100,Diary,1008,50.00
100,Diary,1007,20.25
100,Diary,1009,10.00
100,Meat,2009,75.00
100,Meat,2006,26.00
100,Meat,2002,25.00
101,Diary,108,45.00
101,Diary,106,31.00
101,Diary,105,16.50
101,Meat,209,80.00
101,Meat,206,25.00
101,Meat,202,23.00

[quote=“email2dgk, post:7, topic:2516”]

Hi,
You done sort the price per storedIn in assending order as below.
val storeIdGroupRdd = storeKvRdd.groupByKey()
storeIdGroupRdd.flatMap {
_._2.toList.sortBy(k => -k.productPrice).take(3)
}.foreach(println)

But I try do descending like below but not working

val storeIdGroupRdd = storeKvRdd.groupByKey()
storeIdGroupRdd.flatMap {
_._2.toList.sortBy(k => -k.productPrice, false).take(3)
}.foreach(println)

Please help to resolve.
Thanks
Suresh

Sorry Now only I noticed -k.productPrice is for descnding and k.productPrice ascending order. - symbol is important.

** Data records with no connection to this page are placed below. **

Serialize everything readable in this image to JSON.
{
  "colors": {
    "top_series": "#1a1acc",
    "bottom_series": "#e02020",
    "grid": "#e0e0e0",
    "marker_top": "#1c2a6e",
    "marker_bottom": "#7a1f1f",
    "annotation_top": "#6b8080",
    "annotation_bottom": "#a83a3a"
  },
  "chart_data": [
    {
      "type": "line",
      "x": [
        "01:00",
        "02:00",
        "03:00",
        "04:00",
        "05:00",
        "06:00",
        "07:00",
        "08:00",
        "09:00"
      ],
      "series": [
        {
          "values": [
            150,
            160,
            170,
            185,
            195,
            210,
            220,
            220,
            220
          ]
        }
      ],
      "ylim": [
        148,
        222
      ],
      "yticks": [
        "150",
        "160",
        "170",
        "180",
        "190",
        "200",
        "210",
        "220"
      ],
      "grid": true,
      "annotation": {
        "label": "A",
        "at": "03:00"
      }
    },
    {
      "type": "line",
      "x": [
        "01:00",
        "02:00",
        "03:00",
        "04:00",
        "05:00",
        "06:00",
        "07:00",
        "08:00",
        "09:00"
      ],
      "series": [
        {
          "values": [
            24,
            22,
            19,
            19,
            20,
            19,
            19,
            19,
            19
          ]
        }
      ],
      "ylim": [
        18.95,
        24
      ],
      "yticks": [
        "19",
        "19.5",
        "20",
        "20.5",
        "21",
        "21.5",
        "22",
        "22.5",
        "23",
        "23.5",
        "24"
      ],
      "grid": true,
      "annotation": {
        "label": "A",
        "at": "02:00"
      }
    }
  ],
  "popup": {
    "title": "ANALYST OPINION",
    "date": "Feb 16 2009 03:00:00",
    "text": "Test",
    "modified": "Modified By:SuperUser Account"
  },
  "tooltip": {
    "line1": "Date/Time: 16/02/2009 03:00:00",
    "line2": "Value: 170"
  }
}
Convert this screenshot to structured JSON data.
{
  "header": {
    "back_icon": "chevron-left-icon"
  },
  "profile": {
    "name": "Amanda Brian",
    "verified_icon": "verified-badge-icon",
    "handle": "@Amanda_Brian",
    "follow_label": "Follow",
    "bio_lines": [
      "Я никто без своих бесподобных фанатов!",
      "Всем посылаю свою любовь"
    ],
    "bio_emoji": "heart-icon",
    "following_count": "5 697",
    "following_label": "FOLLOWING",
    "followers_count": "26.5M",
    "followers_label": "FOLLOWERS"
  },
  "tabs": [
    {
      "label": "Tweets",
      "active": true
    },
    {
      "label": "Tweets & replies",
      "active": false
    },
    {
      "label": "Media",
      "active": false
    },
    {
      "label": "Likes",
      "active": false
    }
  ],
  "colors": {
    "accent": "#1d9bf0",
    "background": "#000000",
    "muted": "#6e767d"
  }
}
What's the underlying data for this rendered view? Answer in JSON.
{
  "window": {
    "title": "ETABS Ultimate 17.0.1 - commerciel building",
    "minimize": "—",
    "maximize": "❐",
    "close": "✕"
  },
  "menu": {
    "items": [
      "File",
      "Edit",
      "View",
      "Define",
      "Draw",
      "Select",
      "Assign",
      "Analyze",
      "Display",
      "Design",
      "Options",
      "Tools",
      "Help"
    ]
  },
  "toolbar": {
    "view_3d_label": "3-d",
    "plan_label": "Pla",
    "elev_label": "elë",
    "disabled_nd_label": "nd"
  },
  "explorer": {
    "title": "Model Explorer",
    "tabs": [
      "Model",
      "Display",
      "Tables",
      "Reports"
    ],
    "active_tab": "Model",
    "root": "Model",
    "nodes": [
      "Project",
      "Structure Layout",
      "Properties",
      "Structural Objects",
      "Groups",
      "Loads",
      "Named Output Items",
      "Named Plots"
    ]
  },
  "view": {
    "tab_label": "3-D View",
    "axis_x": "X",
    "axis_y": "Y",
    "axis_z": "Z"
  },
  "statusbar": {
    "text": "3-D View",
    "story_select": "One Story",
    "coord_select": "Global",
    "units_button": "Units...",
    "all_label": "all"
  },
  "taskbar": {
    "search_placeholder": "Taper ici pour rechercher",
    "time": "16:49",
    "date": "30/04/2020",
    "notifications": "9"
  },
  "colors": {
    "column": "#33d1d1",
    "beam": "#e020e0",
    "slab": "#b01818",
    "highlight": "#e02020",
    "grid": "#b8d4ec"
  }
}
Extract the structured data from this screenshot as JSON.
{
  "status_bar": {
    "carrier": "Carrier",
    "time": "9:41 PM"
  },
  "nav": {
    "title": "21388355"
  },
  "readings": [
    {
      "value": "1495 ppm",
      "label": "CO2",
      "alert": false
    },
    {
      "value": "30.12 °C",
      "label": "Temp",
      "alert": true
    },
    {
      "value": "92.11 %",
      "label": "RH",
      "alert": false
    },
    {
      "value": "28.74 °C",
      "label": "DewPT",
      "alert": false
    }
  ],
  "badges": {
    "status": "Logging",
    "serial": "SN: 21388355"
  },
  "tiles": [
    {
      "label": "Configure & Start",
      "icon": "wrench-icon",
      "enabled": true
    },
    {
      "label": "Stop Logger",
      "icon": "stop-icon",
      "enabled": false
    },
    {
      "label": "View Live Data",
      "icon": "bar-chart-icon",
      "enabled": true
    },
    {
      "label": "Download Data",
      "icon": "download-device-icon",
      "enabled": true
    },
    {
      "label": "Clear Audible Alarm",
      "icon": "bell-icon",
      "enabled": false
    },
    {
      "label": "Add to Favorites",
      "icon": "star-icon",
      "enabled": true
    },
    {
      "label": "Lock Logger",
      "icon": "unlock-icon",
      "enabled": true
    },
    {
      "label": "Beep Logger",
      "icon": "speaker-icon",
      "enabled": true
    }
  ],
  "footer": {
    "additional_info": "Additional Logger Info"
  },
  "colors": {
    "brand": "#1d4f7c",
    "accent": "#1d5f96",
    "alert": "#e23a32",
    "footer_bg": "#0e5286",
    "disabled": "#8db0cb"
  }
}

  • symbol will work only numeric. How to solve for string.

Hi @email2dgk, Good questions to practice. I have a query regarding “6) Find the Top 3 Priced Products based on Store and Category Only” .
Should we perform a dense sorting here? because “100, diary” is having the same price for different products_ids(1005 & 1006). Please suggest.